土佐市は高知市の西に隣接する人口3万人の町で、県下最小の市でもあります。土佐市から北へ約30km、愛媛県と接する土佐郡土佐町という同名の町がありますが、こちらの方が先に成立しています。富山県の高岡市があった為かどうかは分かりませんが、昭和34年の合併・市制施行で土佐市と改名しました。
仁淀川の右岸に開ける平野部が、同じく市内を東流する波介川に接するあたりの丘陵上に中心市街地の高岡があります。高岡という地名はこの地形に由来します。また高岡周辺の平野部は縄文時代には海底だったといいます。
この一帯には古代より高岡郷の名があり、中世には荘園化して高岡荘と呼ばれていました。戦国期になると長宗我部氏の市場町として発展し高岡市町(たかおかいちまち)と呼ばれ始めます。さらに江戸時代になると土佐藩の高知城下に近かった為に、家臣は置かれず藩の直轄支配となり、高岡町には二人の庄屋が置かれました。
中世から中村街道沿いに発展していた高岡町ですが、本格的に発展するのは江戸期になってからの事で、土佐藩家老で自ら代官として藩政改革に取り組んだ野中兼山によって、まず仁淀川から「鎌田井筋」と呼ばれる水路が引かれ、新田が次々と開発されていきました。中世からの市場町の基礎があった高岡は商品経済の拠点として整備されます。この時期、後背地では土佐藩のよって和紙製造が半ば強制的に奨励され、今村一族による紙屋、豪商が成長。鰹漁、亀蔵、鰹節製造、回船業などを営む商人を輩出しました。当時の人口は約3,800人。中村街道と仁淀川水運の水陸交通の要衝として賑わい、藩内6大在郷町のひとつに成長しました。
高岡町は中村街道に沿って東西に並ぶ立町(北町36・南町26)と中央から南の河港に延びる横町の丁字形に形成されています。

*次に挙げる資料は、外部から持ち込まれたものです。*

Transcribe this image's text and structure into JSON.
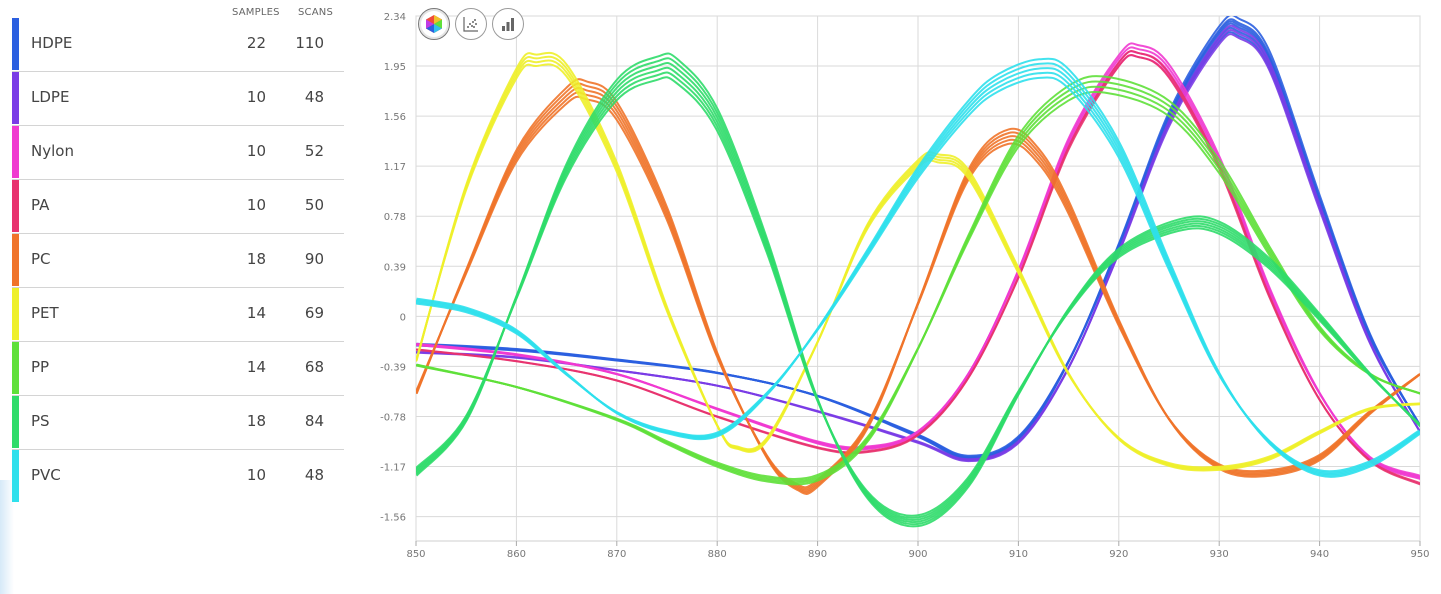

現在は旧中村街道に沿って東西に延びる旧立町を踏襲した商店街が残ります。中村街道は始め町の南側をバイパス、さらに現在町の北側を大きくバイパスした国道56号線の新道によって、中心市街は車も少なく落ち着いた雰囲気を漂わせています。町の中に点在する漆喰に塗り込めて、海鼠壁や水切り庇を施した重厚な商家建築。連続性は無いものの、実はそれらの商家の間に連なる店舗もまた、看板建築を施した様式の商家でもあり、その増改築部分を取り除けば、かなりのレベルの古い町並みが姿を見せるのではないかと思います。